Yafon se plongea dans ses souvenirs. « Un sicaire a été prisonnier dans ce village. Personne n’est venu lui parler, il y a juste une troll qui essayait des potions sur lui. Il a réussi à s’évader. »

« Comment ? » s’écria Macsteel, qui se releva aussitôt.
« - Calme-toi. Ce sont les trolls militaires, qui l’ont capturé, pas des religieux. Il n’était pas enfermé ici, mais dans une grotte de leur caserne, là où les autres trolls sont allés à notre arrivée. Il était attaché, il n’y avait pas de cellule. Il a pu se détacher. Outre l’entrée, il y avait deux cavernes qui partaient de cette grotte. La première qu’il prit amenait à la lumière, mais la sortie était barrée d’un précipice. Il est revenu sur ses pas et a pris l’autre, qui s’est enfoncée longtemps sous terre. Il a débouché dans un autre vallon. De là il a rejoint nos troupes.
- Cela voudrait dire que si nous nous échappions d’ici, que nous nous introduisions dans la caserne, nous pourrions trouver ces cavernes et fuir. Je me demande qu’est-ce qui est le plus impossible des deux, passer à travers un village de trolls ou une caserne ennemie ! »
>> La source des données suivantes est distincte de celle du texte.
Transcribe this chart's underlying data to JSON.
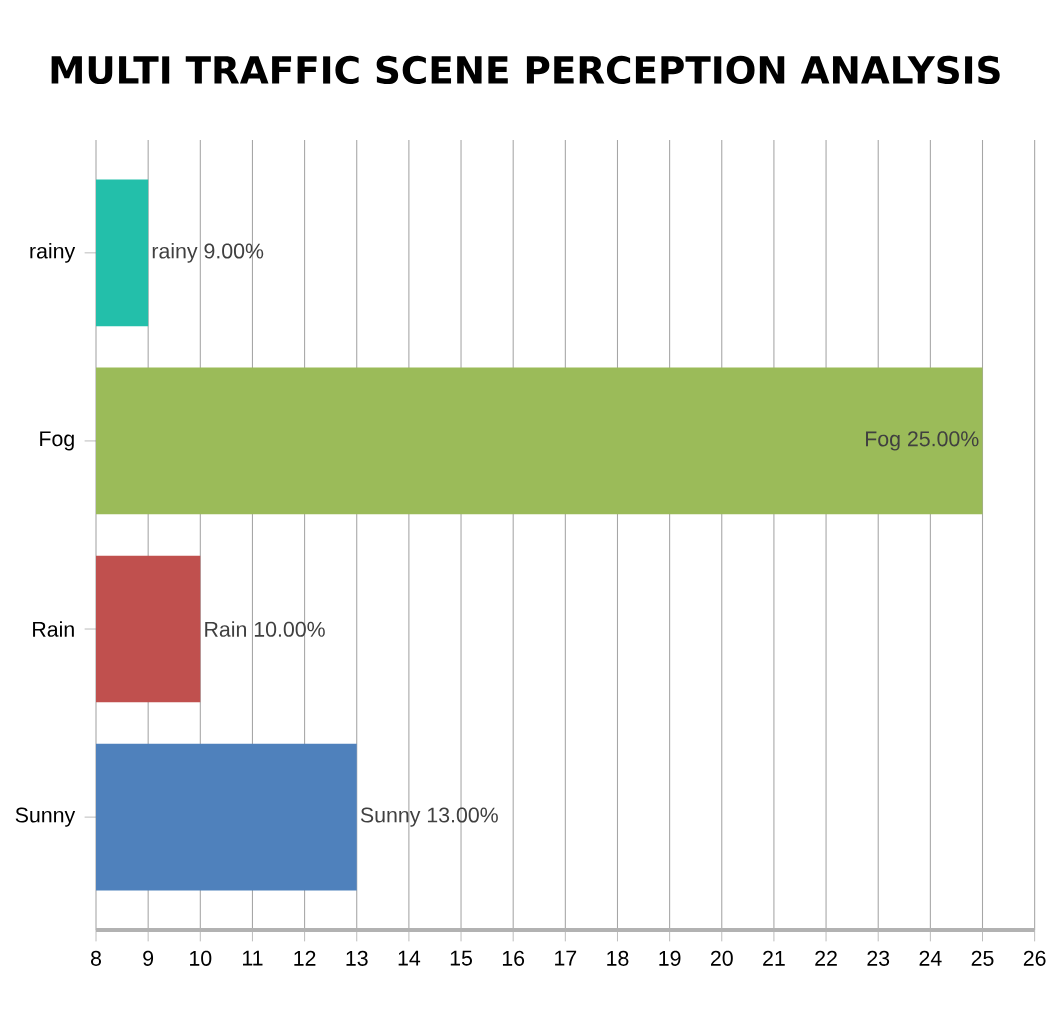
{
  "chart_data": {
    "type": "bar",
    "orientation": "horizontal",
    "title": "MULTI TRAFFIC SCENE PERCEPTION ANALYSIS",
    "categories": [
      "rainy",
      "Fog",
      "Rain",
      "Sunny"
    ],
    "values": [
      9,
      25,
      10,
      13
    ],
    "colors": [
      "#23bfaa",
      "#9bbb59",
      "#c0504e",
      "#4f81bc"
    ],
    "value_labels": [
      "rainy 9.00%",
      "Fog 25.00%",
      "Rain 10.00%",
      "Sunny 13.00%"
    ],
    "xlim": [
      8,
      26
    ],
    "xticks": [
      8,
      9,
      10,
      11,
      12,
      13,
      14,
      15,
      16,
      17,
      18,
      19,
      20,
      21,
      22,
      23,
      24,
      25,
      26
    ],
    "grid": "x"
  }
}
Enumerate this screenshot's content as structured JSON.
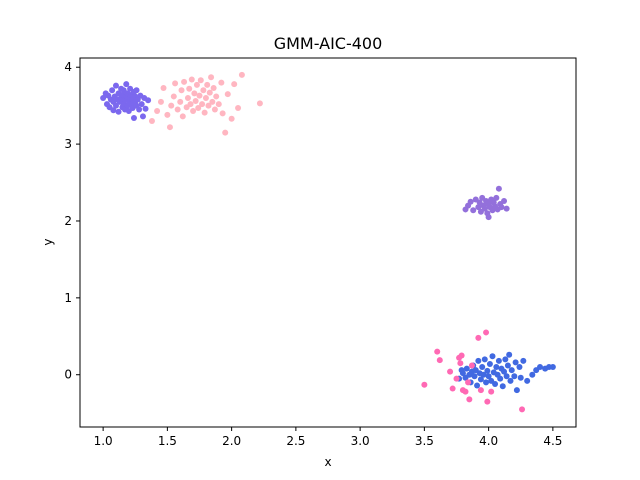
{
  "chart_data": {
    "type": "scatter",
    "title": "GMM-AIC-400",
    "xlabel": "x",
    "ylabel": "y",
    "xlim": [
      0.82,
      4.68
    ],
    "ylim": [
      -0.68,
      4.12
    ],
    "xticks": [
      1.0,
      1.5,
      2.0,
      2.5,
      3.0,
      3.5,
      4.0,
      4.5
    ],
    "xtick_labels": [
      "1.0",
      "1.5",
      "2.0",
      "2.5",
      "3.0",
      "3.5",
      "4.0",
      "4.5"
    ],
    "yticks": [
      0,
      1,
      2,
      3,
      4
    ],
    "ytick_labels": [
      "0",
      "1",
      "2",
      "3",
      "4"
    ],
    "grid": false,
    "series": [
      {
        "color": "#7B68EE",
        "points": [
          [
            1.0,
            3.6
          ],
          [
            1.02,
            3.66
          ],
          [
            1.03,
            3.52
          ],
          [
            1.04,
            3.63
          ],
          [
            1.05,
            3.48
          ],
          [
            1.06,
            3.58
          ],
          [
            1.07,
            3.7
          ],
          [
            1.08,
            3.55
          ],
          [
            1.08,
            3.44
          ],
          [
            1.09,
            3.62
          ],
          [
            1.1,
            3.76
          ],
          [
            1.1,
            3.5
          ],
          [
            1.11,
            3.58
          ],
          [
            1.12,
            3.66
          ],
          [
            1.12,
            3.42
          ],
          [
            1.13,
            3.55
          ],
          [
            1.14,
            3.72
          ],
          [
            1.14,
            3.6
          ],
          [
            1.15,
            3.48
          ],
          [
            1.15,
            3.64
          ],
          [
            1.16,
            3.52
          ],
          [
            1.16,
            3.7
          ],
          [
            1.17,
            3.57
          ],
          [
            1.17,
            3.45
          ],
          [
            1.18,
            3.62
          ],
          [
            1.18,
            3.78
          ],
          [
            1.19,
            3.5
          ],
          [
            1.19,
            3.66
          ],
          [
            1.2,
            3.56
          ],
          [
            1.2,
            3.43
          ],
          [
            1.21,
            3.6
          ],
          [
            1.21,
            3.72
          ],
          [
            1.22,
            3.52
          ],
          [
            1.22,
            3.64
          ],
          [
            1.23,
            3.47
          ],
          [
            1.23,
            3.58
          ],
          [
            1.24,
            3.68
          ],
          [
            1.24,
            3.34
          ],
          [
            1.25,
            3.55
          ],
          [
            1.25,
            3.62
          ],
          [
            1.26,
            3.5
          ],
          [
            1.26,
            3.7
          ],
          [
            1.27,
            3.58
          ],
          [
            1.28,
            3.45
          ],
          [
            1.29,
            3.63
          ],
          [
            1.3,
            3.52
          ],
          [
            1.31,
            3.36
          ],
          [
            1.32,
            3.6
          ],
          [
            1.33,
            3.46
          ],
          [
            1.35,
            3.57
          ]
        ]
      },
      {
        "color": "#FFB6C1",
        "points": [
          [
            1.38,
            3.3
          ],
          [
            1.42,
            3.43
          ],
          [
            1.45,
            3.55
          ],
          [
            1.47,
            3.73
          ],
          [
            1.5,
            3.38
          ],
          [
            1.52,
            3.22
          ],
          [
            1.53,
            3.5
          ],
          [
            1.55,
            3.62
          ],
          [
            1.56,
            3.79
          ],
          [
            1.58,
            3.45
          ],
          [
            1.6,
            3.55
          ],
          [
            1.61,
            3.7
          ],
          [
            1.62,
            3.36
          ],
          [
            1.63,
            3.81
          ],
          [
            1.65,
            3.48
          ],
          [
            1.66,
            3.6
          ],
          [
            1.67,
            3.72
          ],
          [
            1.68,
            3.52
          ],
          [
            1.69,
            3.84
          ],
          [
            1.7,
            3.43
          ],
          [
            1.71,
            3.66
          ],
          [
            1.72,
            3.56
          ],
          [
            1.73,
            3.77
          ],
          [
            1.74,
            3.47
          ],
          [
            1.75,
            3.63
          ],
          [
            1.76,
            3.83
          ],
          [
            1.77,
            3.52
          ],
          [
            1.78,
            3.7
          ],
          [
            1.79,
            3.41
          ],
          [
            1.8,
            3.6
          ],
          [
            1.81,
            3.77
          ],
          [
            1.82,
            3.5
          ],
          [
            1.83,
            3.67
          ],
          [
            1.84,
            3.87
          ],
          [
            1.85,
            3.55
          ],
          [
            1.86,
            3.73
          ],
          [
            1.87,
            3.45
          ],
          [
            1.88,
            3.62
          ],
          [
            1.9,
            3.52
          ],
          [
            1.92,
            3.8
          ],
          [
            1.93,
            3.4
          ],
          [
            1.95,
            3.15
          ],
          [
            1.97,
            3.65
          ],
          [
            2.0,
            3.33
          ],
          [
            2.02,
            3.78
          ],
          [
            2.05,
            3.47
          ],
          [
            2.08,
            3.9
          ],
          [
            2.22,
            3.53
          ]
        ]
      },
      {
        "color": "#9370DB",
        "points": [
          [
            3.82,
            2.15
          ],
          [
            3.84,
            2.2
          ],
          [
            3.86,
            2.25
          ],
          [
            3.88,
            2.14
          ],
          [
            3.9,
            2.28
          ],
          [
            3.92,
            2.18
          ],
          [
            3.93,
            2.24
          ],
          [
            3.94,
            2.12
          ],
          [
            3.95,
            2.3
          ],
          [
            3.96,
            2.2
          ],
          [
            3.97,
            2.16
          ],
          [
            3.98,
            2.26
          ],
          [
            3.99,
            2.1
          ],
          [
            4.0,
            2.22
          ],
          [
            4.0,
            2.05
          ],
          [
            4.01,
            2.18
          ],
          [
            4.02,
            2.28
          ],
          [
            4.03,
            2.14
          ],
          [
            4.04,
            2.24
          ],
          [
            4.05,
            2.19
          ],
          [
            4.06,
            2.3
          ],
          [
            4.07,
            2.15
          ],
          [
            4.08,
            2.42
          ],
          [
            4.09,
            2.22
          ],
          [
            4.1,
            2.18
          ],
          [
            4.12,
            2.26
          ],
          [
            4.14,
            2.16
          ]
        ]
      },
      {
        "color": "#4169E1",
        "points": [
          [
            3.77,
            -0.05
          ],
          [
            3.79,
            0.06
          ],
          [
            3.8,
            0.02
          ],
          [
            3.82,
            -0.04
          ],
          [
            3.83,
            0.08
          ],
          [
            3.85,
            0.0
          ],
          [
            3.86,
            -0.1
          ],
          [
            3.87,
            0.04
          ],
          [
            3.88,
            0.12
          ],
          [
            3.89,
            -0.02
          ],
          [
            3.9,
            0.06
          ],
          [
            3.91,
            -0.14
          ],
          [
            3.92,
            0.18
          ],
          [
            3.93,
            0.02
          ],
          [
            3.94,
            -0.06
          ],
          [
            3.95,
            0.1
          ],
          [
            3.96,
            0.0
          ],
          [
            3.97,
            0.2
          ],
          [
            3.98,
            -0.1
          ],
          [
            3.99,
            0.05
          ],
          [
            4.0,
            -0.02
          ],
          [
            4.01,
            0.14
          ],
          [
            4.02,
            -0.08
          ],
          [
            4.03,
            0.24
          ],
          [
            4.04,
            0.03
          ],
          [
            4.05,
            -0.12
          ],
          [
            4.06,
            0.1
          ],
          [
            4.07,
            0.0
          ],
          [
            4.08,
            0.18
          ],
          [
            4.09,
            -0.05
          ],
          [
            4.1,
            0.08
          ],
          [
            4.11,
            -0.15
          ],
          [
            4.12,
            0.04
          ],
          [
            4.13,
            0.2
          ],
          [
            4.14,
            -0.02
          ],
          [
            4.15,
            0.12
          ],
          [
            4.16,
            0.26
          ],
          [
            4.17,
            -0.08
          ],
          [
            4.18,
            0.06
          ],
          [
            4.2,
            -0.02
          ],
          [
            4.21,
            0.16
          ],
          [
            4.22,
            -0.2
          ],
          [
            4.24,
            0.1
          ],
          [
            4.25,
            -0.04
          ],
          [
            4.27,
            0.18
          ],
          [
            4.3,
            -0.08
          ],
          [
            4.34,
            0.0
          ],
          [
            4.37,
            0.06
          ],
          [
            4.4,
            0.1
          ],
          [
            4.44,
            0.08
          ],
          [
            4.47,
            0.1
          ],
          [
            4.5,
            0.1
          ]
        ]
      },
      {
        "color": "#FF69B4",
        "points": [
          [
            3.5,
            -0.13
          ],
          [
            3.6,
            0.3
          ],
          [
            3.62,
            0.19
          ],
          [
            3.7,
            0.04
          ],
          [
            3.72,
            -0.18
          ],
          [
            3.75,
            -0.05
          ],
          [
            3.77,
            0.22
          ],
          [
            3.78,
            0.15
          ],
          [
            3.79,
            0.25
          ],
          [
            3.8,
            -0.2
          ],
          [
            3.82,
            -0.22
          ],
          [
            3.84,
            -0.1
          ],
          [
            3.85,
            -0.32
          ],
          [
            3.87,
            0.12
          ],
          [
            3.92,
            0.48
          ],
          [
            3.94,
            -0.2
          ],
          [
            3.98,
            0.55
          ],
          [
            3.99,
            -0.35
          ],
          [
            4.02,
            -0.22
          ],
          [
            4.26,
            -0.45
          ]
        ]
      }
    ]
  }
}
Yafon eut un rire sans joie et dit : « De toute façon, maintenant, on ne peut rien faire. » Macsteel acquiesça et répondit : « Le mieux que nous ayons à faire est de dormir, de récupérer et d’être capables demain, de profiter de la moindre occasion. »

Il s’étira et grimaça de douleur, Yafon s’allongea et ne peut retenir un gémissement quand ses muscles endoloris protestèrent. Macsteel, obligé à la promiscuité par l’exiguïté des lieux, s’allongea près d’elle. Ils étaient tous les deux épuisés. Yafon ferma les yeux.

Macsteel ferma les yeux aussi mais malgré la fatigue eut du mal à trouver le sommeil. Les événements de sa courte vie défilaient devant lui, les images s’entrechoquaient. Et il avait une conscience aiguë de Yafon, qui respirait paisiblement à ses côtés, de son corps chaud qui effleurait le sien. Il se rappelait ce qu’était faire l’amour, mais ne se rappelait pas l’avoir fait, il ne se rappelait de rien…

Il glissa dans un demi-sommeil, et une vague image lui vint à l’esprit… Il eut conscience que c’était plus une image du passé qu’un rêve, un souvenir qui tentait de faire surface… Un lit à baldaquin, une femme, une prêtresse de la lumière qui lui montrait sa chambre, à l’étage... en face d’une auberge…le Mug, Camelot… Un ciel étoilé… La cour intérieure de… l’Académie de magie, à Camelot… Une femme à côté de lui, la prêtresse, il ressentit une vague de passion, d’amour et de tendresse, et tendit sa main vers la sienne… Dans la cellule, Macsteel prit la main de Yafon. Elle ouvrit les yeux, elle ne dormait pas. Elle regarda Macsteel, qui était plongé dans le sommeil et avait l’air de rêver. Elle le regarda longuement, puis retira sa main, lentement, à regret.